Liebe Freunde, laßt mich diese Überlegungen beschließen, indem ich Eure Aufmerksamkeit auf das große farbige Glasfenster im Chor der Kathedrale lenke. Dort ist Unsere Liebe Frau, die Königin des Himmels, dargestellt, wie sie erhaben neben ihrem göttlichen Sohn thront. Der Künstler hat Maria als die neue Eva abgebildet, die Christus, dem neuen Adam, einen Apfel darbietet. Diese Geste symbolisiert die durch sie bewirkte Umkehr des Ungehorsams unserer Stammeltern, die reiche Frucht, die Gottes Gnade in ihrem eigenen Leben getragen hat, und die Erstlingsfrucht der erlösten und verherrlichten Menschheit, der sie in die Herrlichkeit des Himmels vorausgegangen ist. Laßt uns Maria, die Hilfe der Christen, bitten, die Kirche in Australien in der Treue zu jener Gnade zu erhalten, durch die der gekreuzigte Herr auch jetzt die ganze Schöpfung und das Herz jedes Menschen „zu sich zieht“ (vgl.
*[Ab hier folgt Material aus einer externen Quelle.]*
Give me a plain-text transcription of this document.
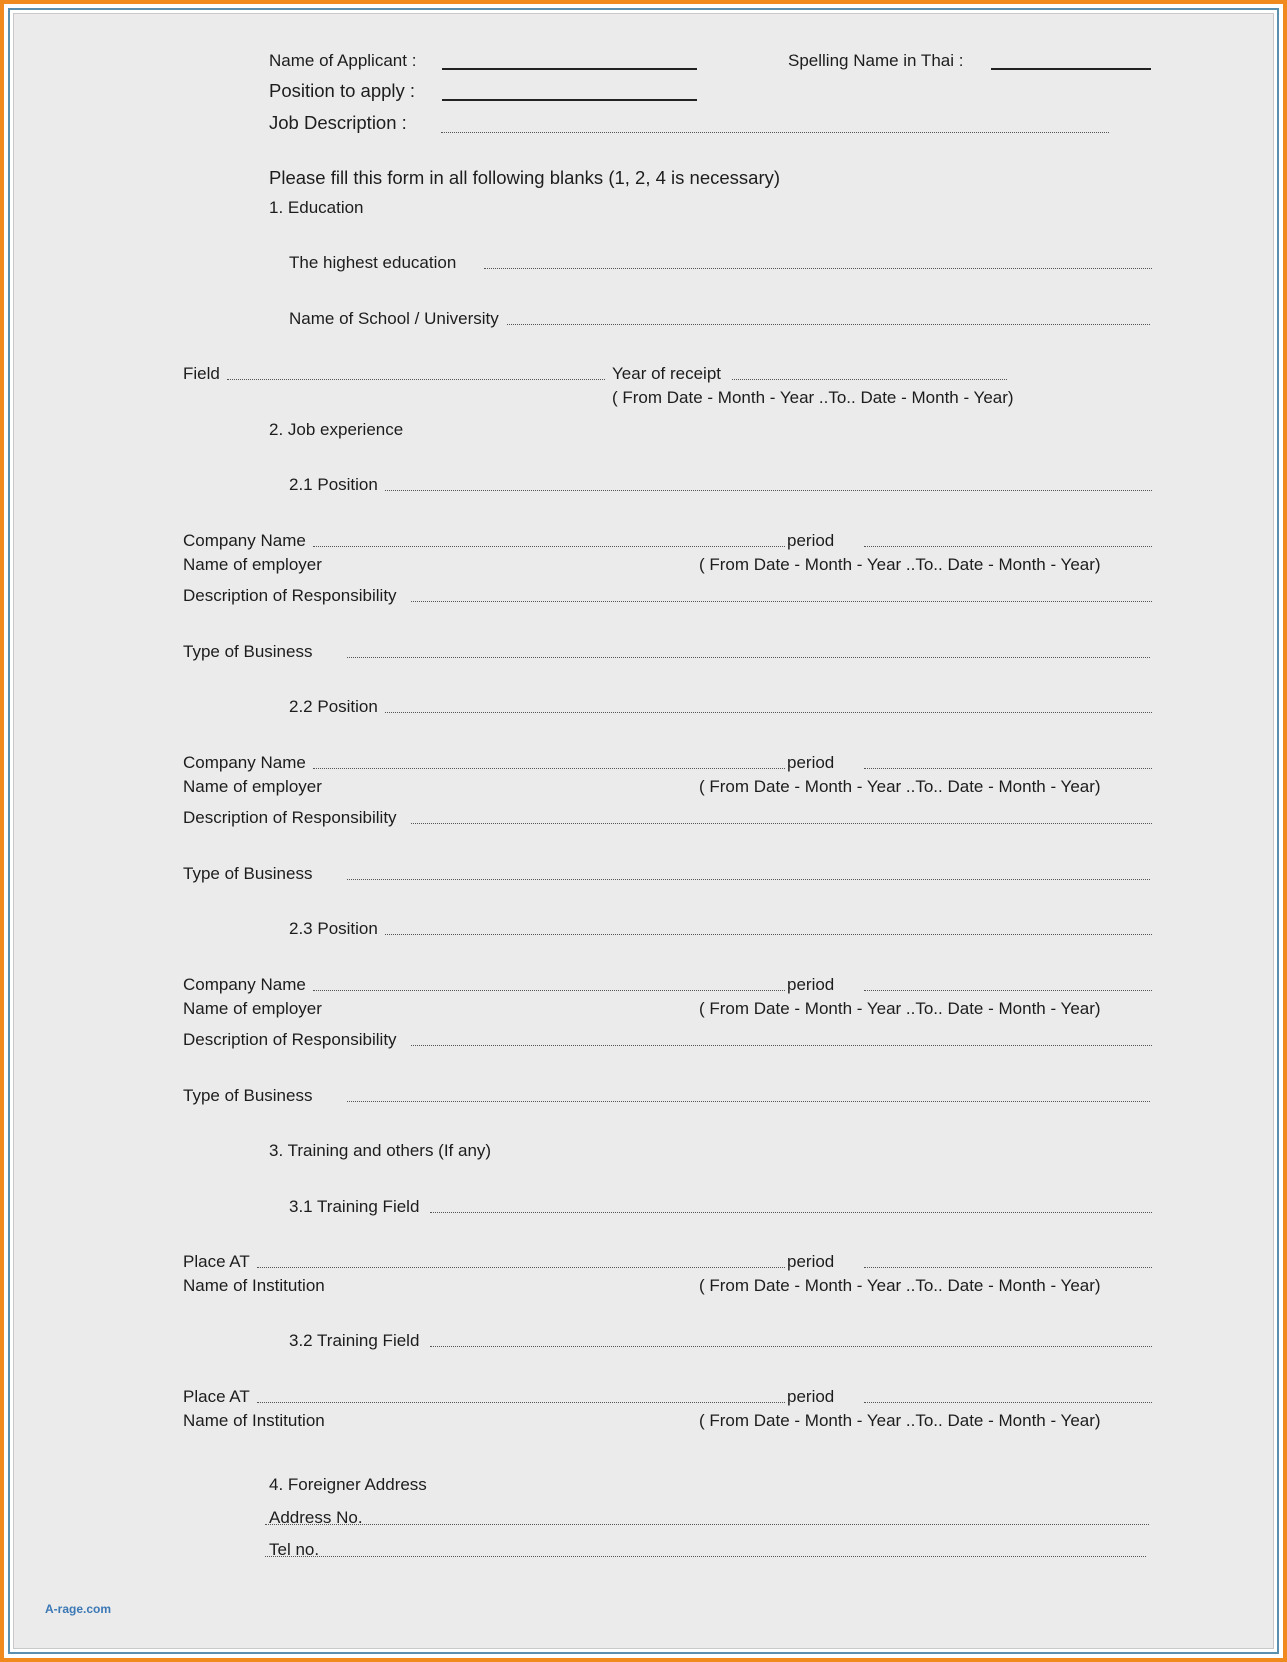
Name of Applicant :	Spelling Name in Thai :
Position to apply :
Job Description :
Please fill this form in all following blanks (1, 2, 4 is necessary)
1. Education
The highest education
Name of School / University
Field	Year of receipt
( From Date - Month - Year ..To.. Date - Month - Year)
2. Job experience
2.1 Position
Company Name	period
Name of employer	( From Date - Month - Year ..To.. Date - Month - Year)
Description of Responsibility
Type of Business
2.2 Position
Company Name	period
Name of employer	( From Date - Month - Year ..To.. Date - Month - Year)
Description of Responsibility
Type of Business
2.3 Position
Company Name	period
Name of employer	( From Date - Month - Year ..To.. Date - Month - Year)
Description of Responsibility
Type of Business
3. Training and others (If any)
3.1 Training Field
Place AT	period
Name of Institution	( From Date - Month - Year ..To.. Date - Month - Year)
3.2 Training Field
Place AT	period
Name of Institution	( From Date - Month - Year ..To.. Date - Month - Year)
4. Foreigner Address
Address No.
Tel no.
A-rage.com
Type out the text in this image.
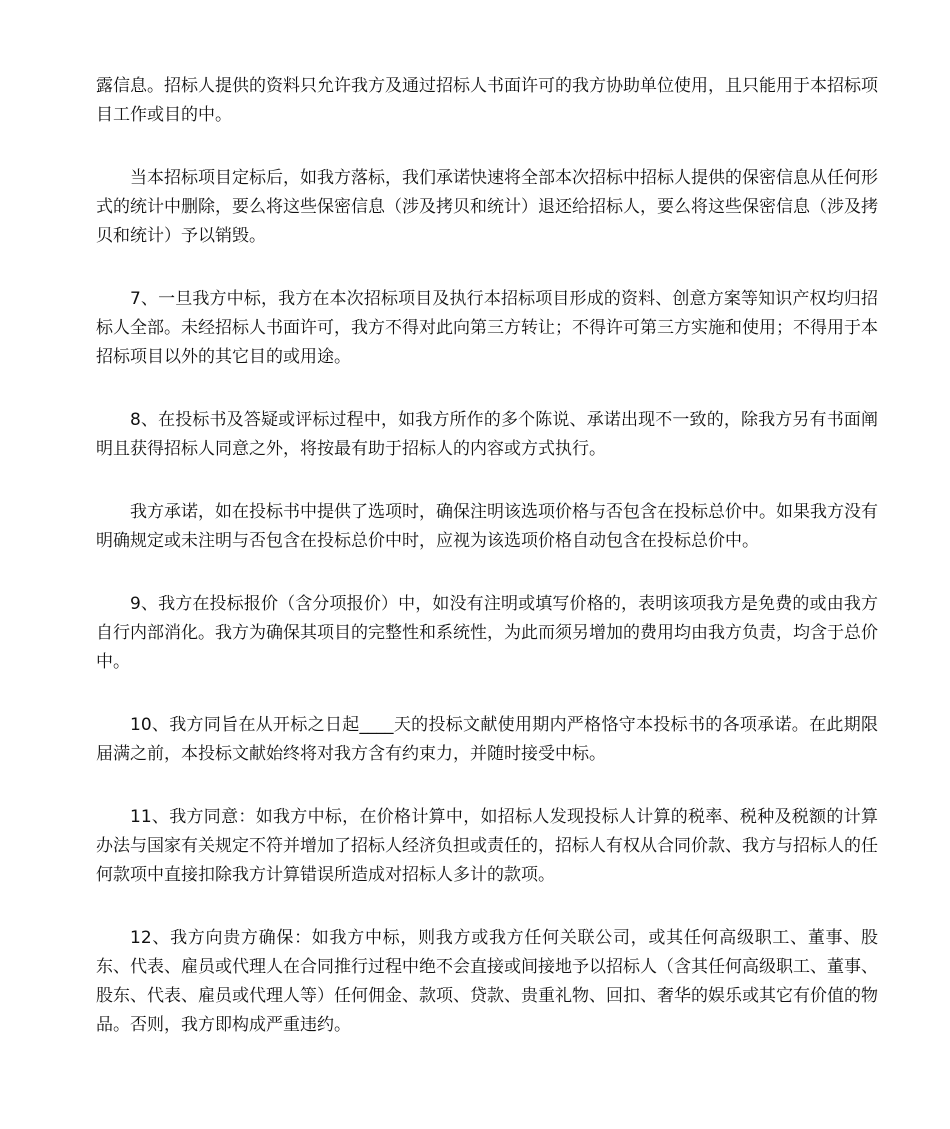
露信息。招标人提供的资料只允许我方及通过招标人书面许可的我方协助单位使用，且只能用于本招标项目工作或目的中。

当本招标项目定标后，如我方落标，我们承诺快速将全部本次招标中招标人提供的保密信息从任何形式的统计中删除，要么将这些保密信息（涉及拷贝和统计）退还给招标人，要么将这些保密信息（涉及拷贝和统计）予以销毁。

7、一旦我方中标，我方在本次招标项目及执行本招标项目形成的资料、创意方案等知识产权均归招标人全部。未经招标人书面许可，我方不得对此向第三方转让；不得许可第三方实施和使用；不得用于本招标项目以外的其它目的或用途。

8、在投标书及答疑或评标过程中，如我方所作的多个陈说、承诺出现不一致的，除我方另有书面阐明且获得招标人同意之外，将按最有助于招标人的内容或方式执行。

我方承诺，如在投标书中提供了选项时，确保注明该选项价格与否包含在投标总价中。如果我方没有明确规定或未注明与否包含在投标总价中时，应视为该选项价格自动包含在投标总价中。

9、我方在投标报价（含分项报价）中，如没有注明或填写价格的，表明该项我方是免费的或由我方自行内部消化。我方为确保其项目的完整性和系统性，为此而须另增加的费用均由我方负责，均含于总价中。

10、我方同旨在从开标之日起____天的投标文献使用期内严格恪守本投标书的各项承诺。在此期限届满之前，本投标文献始终将对我方含有约束力，并随时接受中标。

11、我方同意：如我方中标，在价格计算中，如招标人发现投标人计算的税率、税种及税额的计算办法与国家有关规定不符并增加了招标人经济负担或责任的，招标人有权从合同价款、我方与招标人的任何款项中直接扣除我方计算错误所造成对招标人多计的款项。

12、我方向贵方确保：如我方中标，则我方或我方任何关联公司，或其任何高级职工、董事、股东、代表、雇员或代理人在合同推行过程中绝不会直接或间接地予以招标人（含其任何高级职工、董事、股东、代表、雇员或代理人等）任何佣金、款项、贷款、贵重礼物、回扣、奢华的娱乐或其它有价值的物品。否则，我方即构成严重违约。
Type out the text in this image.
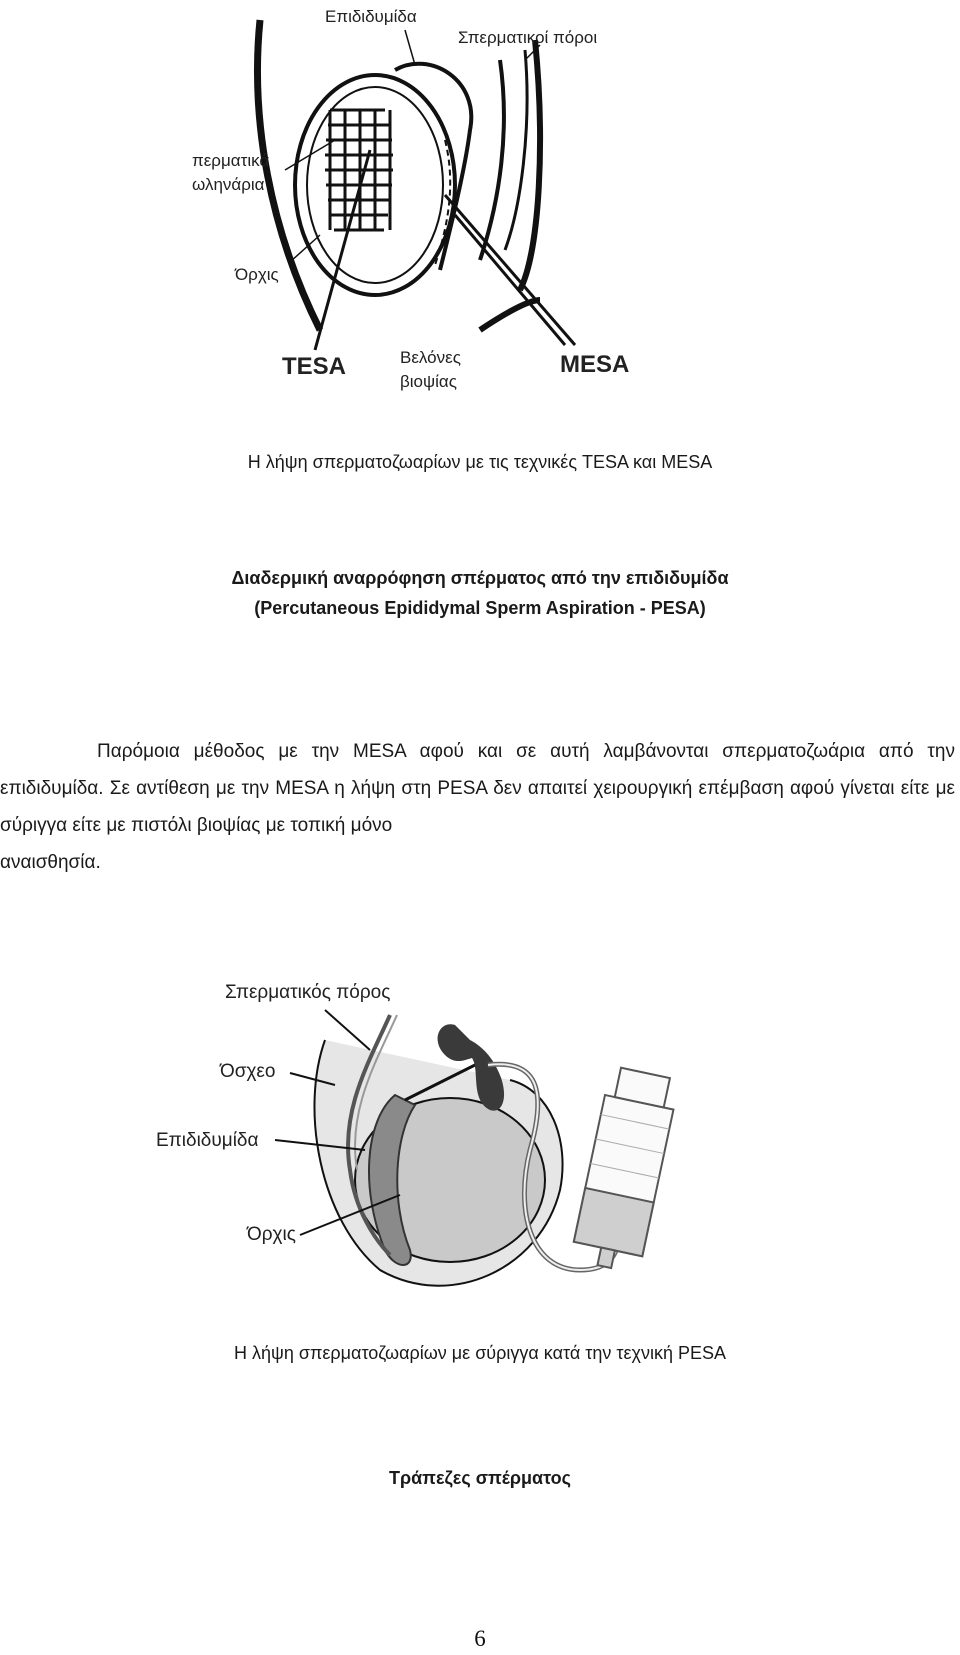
Επιδιδυμίδα
Σπερματικοί πόροι
περματικά
ωληνάρια
Όρχις
TESA	Βελόνες
βιοψίας
MESA
Η λήψη σπερματοζωαρίων με τις τεχνικές TESA και MESA
Διαδερμική αναρρόφηση σπέρματος από την επιδιδυμίδα
(Percutaneous Epididymal Sperm Aspiration - PESA)

Παρόμοια μέθοδος με την MESA αφού και σε αυτή λαμβάνονται σπερματοζωάρια από την επιδιδυμίδα. Σε αντίθεση με την MESA η λήψη στη PESA δεν απαιτεί χειρουργική επέμβαση αφού γίνεται είτε με σύριγγα είτε με πιστόλι βιοψίας με τοπική μόνο

αναισθησία.

Σπερματικός πόρος
Όσχεο
Επιδιδυμίδα
Όρχις
Η λήψη σπερματοζωαρίων με σύριγγα κατά την τεχνική PESA
Τράπεζες σπέρματος
6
Joh 12,32). Möge die Kraft seines Heiligen Geistes die Gläubigen dieses Landes in der Wahrheit heiligen, reiche Frucht an Heiligkeit und Gerechtigkeit zur Erlösung der Welt hervorbringen und die ganze Menschheit in die Fülle des Lebens geleiten und um jenen Altar versammeln, wo wir in der Herrlichkeit der himmlischen Liturgie berufen sind, auf ewig Gottes Lob zu singen. Amen.